Dr. MacKay, added, “These results point to a powerful role of integrating proper nutrition into disease management, and provide hope for Alzheimer’s patients and their care givers. However, the dietary supplement industry should be reminded that dietary supplements cannot be marketed or sold to consumers as a disease treatment, and we recommend that those suffering with Alzheimer’s disease rely on the advice of a trusted doctor as to the appropriate treatment plan. Self-dosing at the levels studied in this trial are not recommended.”
CRN also encouraged further research to assess the role of vitamin E in “both the prevention and treatment of this very complicated disease.”
While vitamin E and memantine have known benefits for those with moderately severe Alzheimer disease AD, the effects on mild to moderate AD were limited. Researchers set out to determine if alpha tocopherol, memantine, or both could slow progression of mild to moderate AD in patients taking an acetylcholinesterase inhibitor.
In a double-blind, placebo-controlled, parallel-group, randomized clinical trial, 613 patients with mild to moderate AD received either 2000 IU/d of alpha tocopherol (n = 152), 20 mg/d of memantine (n = 155), the combination (n = 154), or placebo (n = 152).

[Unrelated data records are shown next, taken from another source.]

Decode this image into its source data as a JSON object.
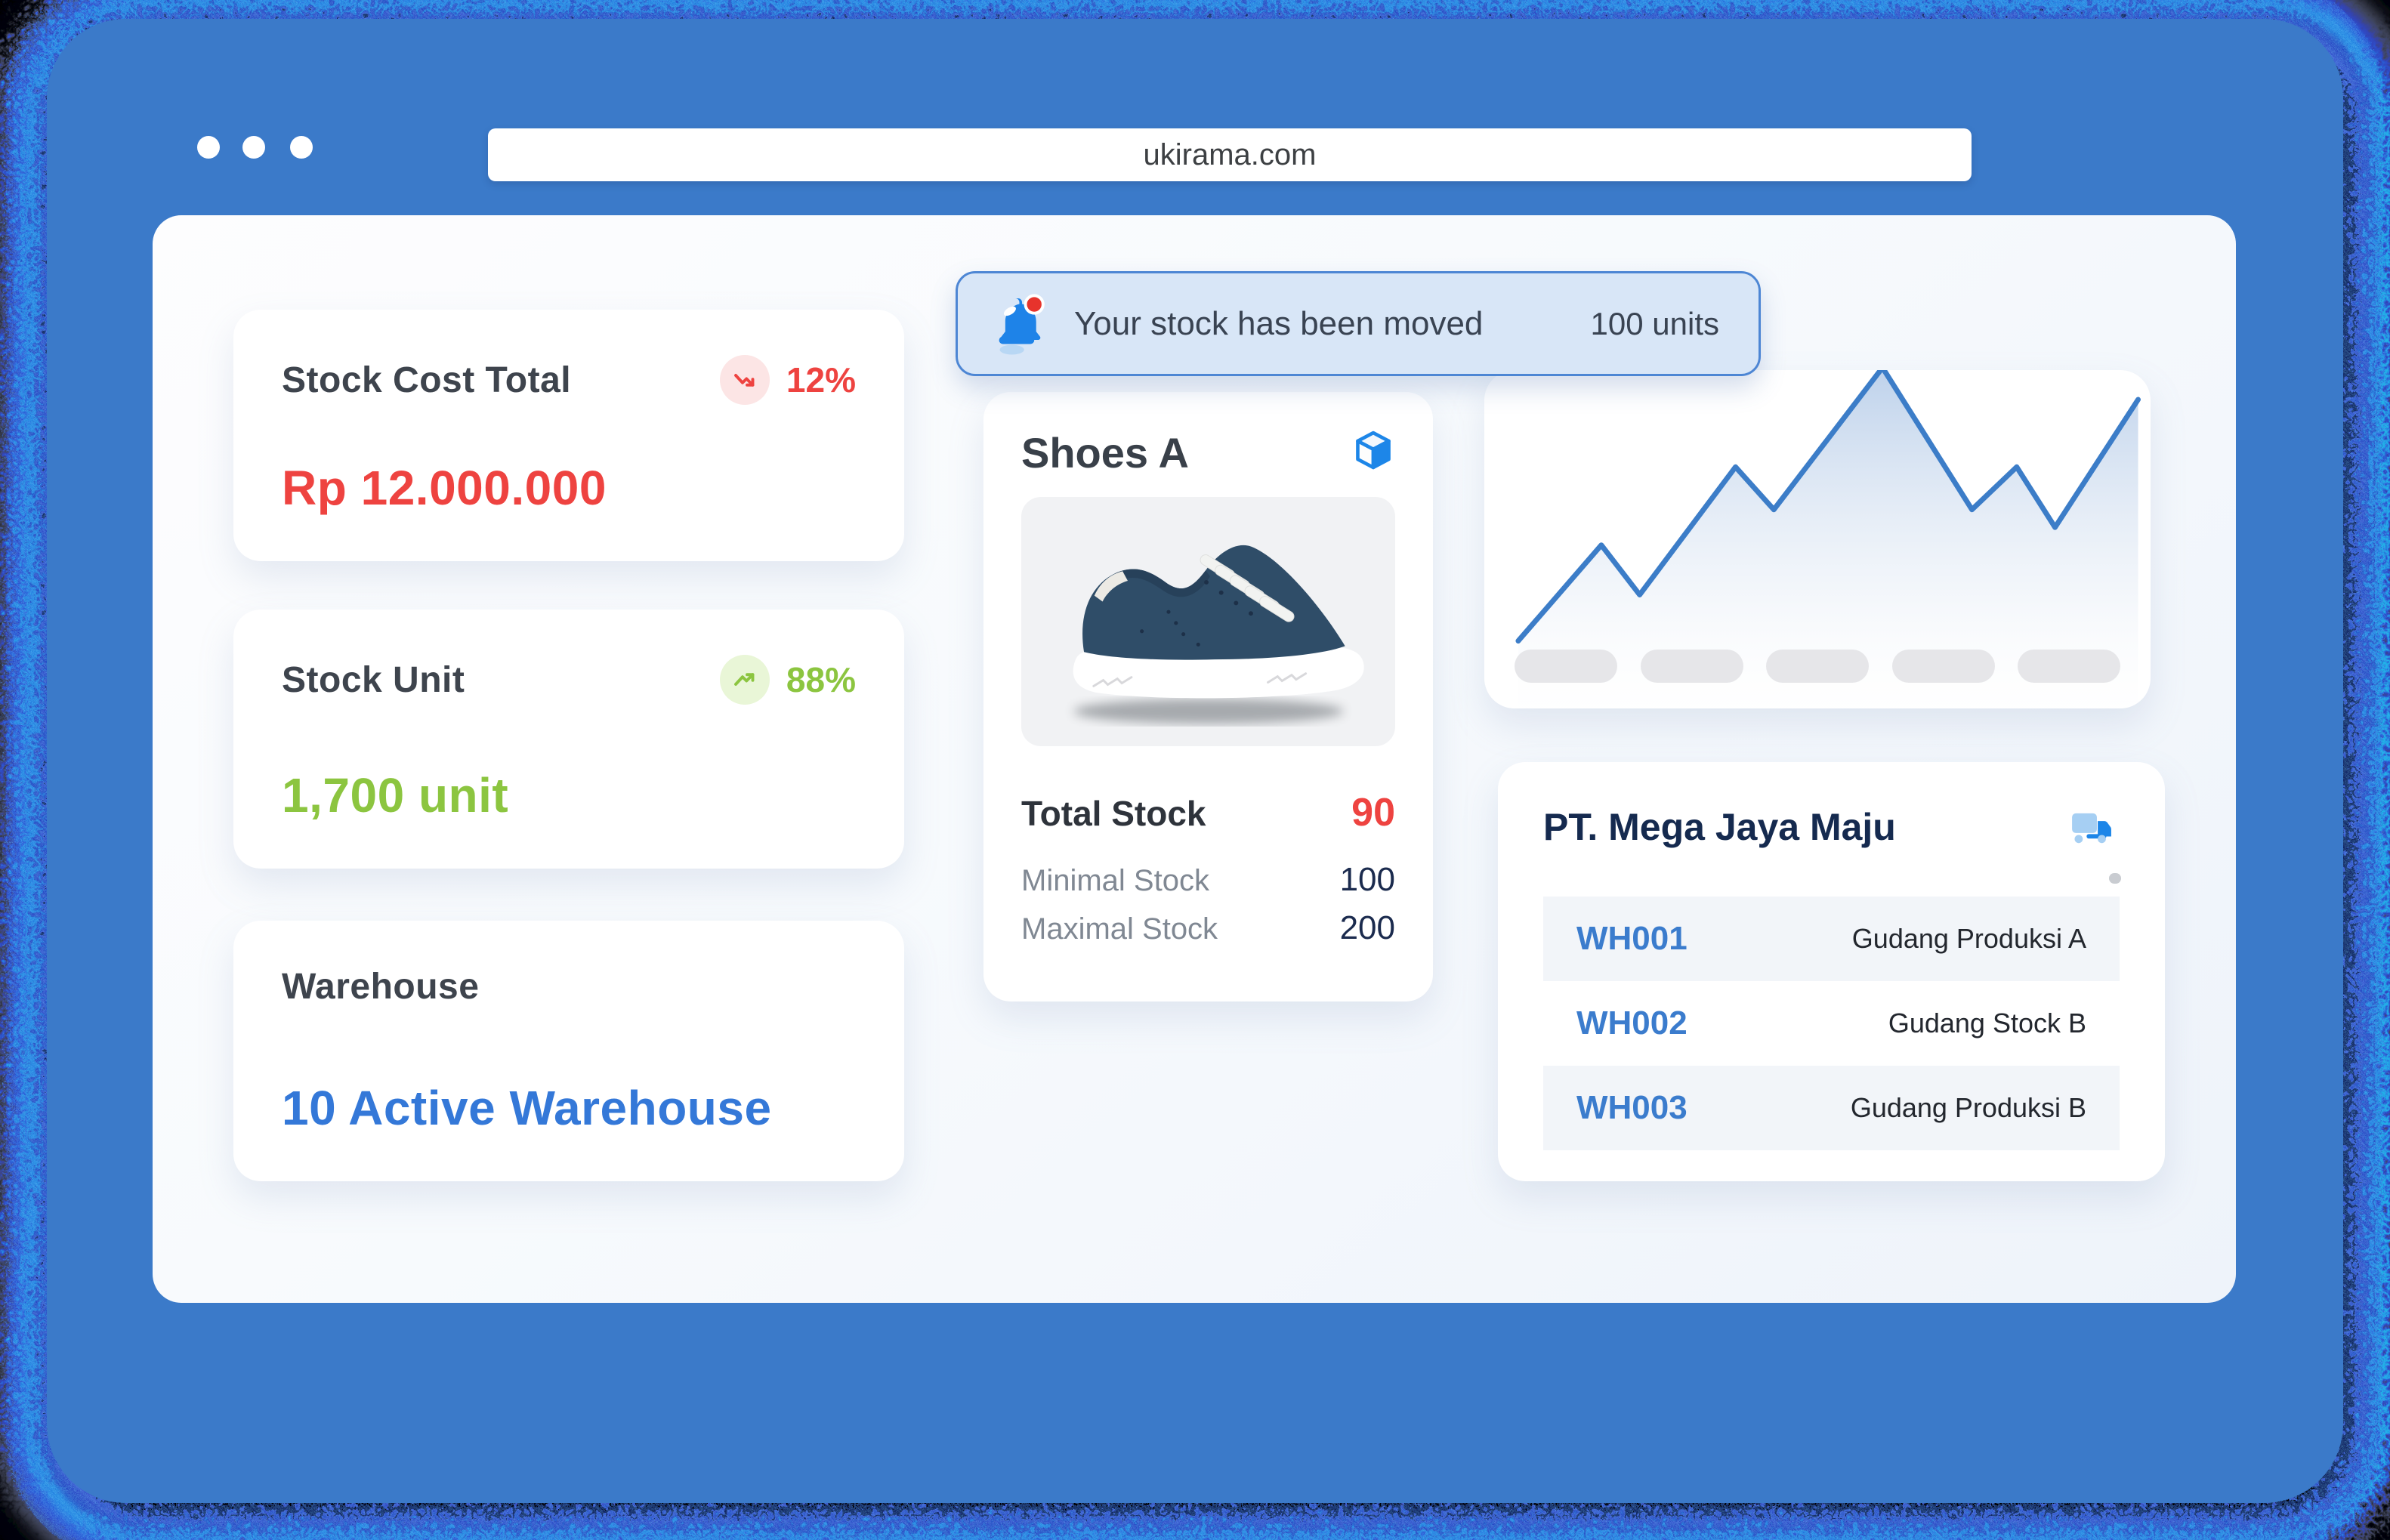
{
  "window": {
    "url": "ukirama.com"
  },
  "stats": [
    {
      "title": "Stock Cost Total",
      "trend": "down",
      "percent": "12%",
      "value": "Rp 12.000.000"
    },
    {
      "title": "Stock Unit",
      "trend": "up",
      "percent": "88%",
      "value": "1,700 unit"
    },
    {
      "title": "Warehouse",
      "value": "10 Active Warehouse"
    }
  ],
  "notification": {
    "message": "Your stock has been moved",
    "amount": "100 units"
  },
  "product": {
    "name": "Shoes A",
    "total_stock_label": "Total Stock",
    "total_stock": "90",
    "minimal_label": "Minimal Stock",
    "minimal": "100",
    "maximal_label": "Maximal Stock",
    "maximal": "200"
  },
  "chart_data": {
    "type": "area",
    "title": "",
    "xlabel": "",
    "ylabel": "",
    "legend": false,
    "grid": false,
    "x_placeholder_ticks": 5,
    "points_pct": [
      [
        2,
        78
      ],
      [
        15,
        51
      ],
      [
        21,
        65
      ],
      [
        36,
        29
      ],
      [
        42,
        41
      ],
      [
        59,
        1
      ],
      [
        73,
        41
      ],
      [
        80,
        29
      ],
      [
        86,
        46
      ],
      [
        99,
        10
      ]
    ],
    "note": "unlabeled stock-trend sparkline; points are [x%, y% from top] of plot area",
    "line_color": "#3c7dc8",
    "fill_top": "#adc6e6",
    "fill_bottom": "#f6f9fc"
  },
  "warehouse_panel": {
    "title": "PT. Mega Jaya Maju",
    "rows": [
      {
        "code": "WH001",
        "name": "Gudang Produksi A"
      },
      {
        "code": "WH002",
        "name": "Gudang Stock B"
      },
      {
        "code": "WH003",
        "name": "Gudang Produksi B"
      }
    ]
  },
  "icons": {
    "window_dots": "window-controls",
    "trend_down": "arrow-down-right",
    "trend_up": "arrow-up-right",
    "bell": "notification-bell-with-red-badge",
    "cube": "3d-cube",
    "truck": "delivery-truck",
    "product_image": "navy-sneaker-side-view"
  },
  "colors": {
    "frame_blue": "#3b7ac9",
    "accent_blue": "#3478d8",
    "link_blue": "#3b7ccd",
    "red": "#ee4340",
    "green": "#8cc540",
    "navy": "#1b2b4e",
    "banner_bg": "#d8e6f7",
    "banner_border": "#4d86d4",
    "glitch_cyan": "#1edef5"
  }
}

Those participating from August 2007 through September 2012 were then evaluated using an Alzheimer’s Disease Cooperative Study/Activities of Daily Living (ADCS-ADL) inventory score; as well as secondary data including cognitive, neuropsychiatric, functional and caregiver measures.
Data from 561 participants were analyzed (52 were excluded because of lack of follow-up data), and found that ADCS-ADL inventory scores declined by 3.15 units in the alpha tocopherol group compared with the placebo group. In the memantine group, these scores declined 1.98 units less than the placebo group’s decline.
According to researchers, this change in the alpha tocopherol group translated into a delay in clinical progression of 19% per year compared with placebo, or a delay of approximately 6.2 months over the follow-up period. Furthermore, reported caregiver time increased least in the alpha tocopherol group.
Commenting on these findings, Duffy MacKay, N.D., vice president, scientific and regulatory affairs, Council for Responsible Nutrition (CRN), stated, “This study is significant as it presents strong data on the safety of vitamin E, at high doses, and dismisses previous questions raised about the safety of this essential nutrient. The authors’ stated ‘In contrast to the conclusion drawn from a 2005 meta-analysis of vitamin E, which showed that high-dose vitamin E (≥400 IU/d) may increase the risk of all-cause mortality, we found no significant increase in mortality with vitamin E.’ This new study demonstrates that scientists seeking to slam the door on vitamins, and new vitamin research, is the antithesis of what science is all about.”
Dr. MacKay, added, “These results point to a powerful role of integrating proper nutrition into disease management, and provide hope for Alzheimer’s patients and their care givers. However, the dietary supplement industry should be reminded that dietary supplements cannot be marketed or sold to consumers as a disease treatment, and we recommend that those suffering with Alzheimer’s disease rely on the advice of a trusted doctor as to the appropriate treatment plan. Self-dosing at the levels studied in this trial are not recommended.”
CRN also encouraged further research to assess the role of vitamin E in “both the prevention and treatment of this very complicated disease.”